In sentencing AJEMIAN, Judge Marrero said, “Putting all of these circumstances together conveys the gravity of Dr. Ajemian's criminal conduct in its grittiest perspective. Dr. Ajemian corrupted the license publicly granted to him to practice medicine, and betrayed the public trust embodied in that privilege. By his fraudulent actions, he not only distorted his professional duties, but flipped the physician's medical function on its head and made health care a mockery. In the cases encompassed by the charged conspiracy, Dr. Ajemian generally treated not ill employees, but fit ones.
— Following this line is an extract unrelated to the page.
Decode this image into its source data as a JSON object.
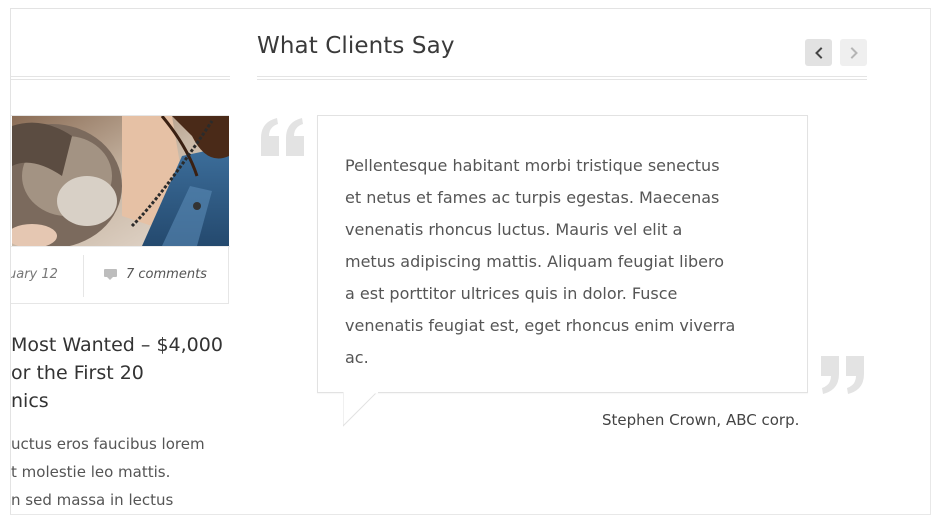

He provided physician's services not to restore these patients to good health, or prevent sickness, but to turn able-bodied employees into fully-pensioned annuitants falsely afflicted by certified lifetime disabilities.”

Thirty-two people have been charged in connection with the LIRR disability fraud scheme, 23 of whom have now pled guilty. The charges against the remaining defendants are merely allegations and they are all presumed innocent unless and until proven guilty.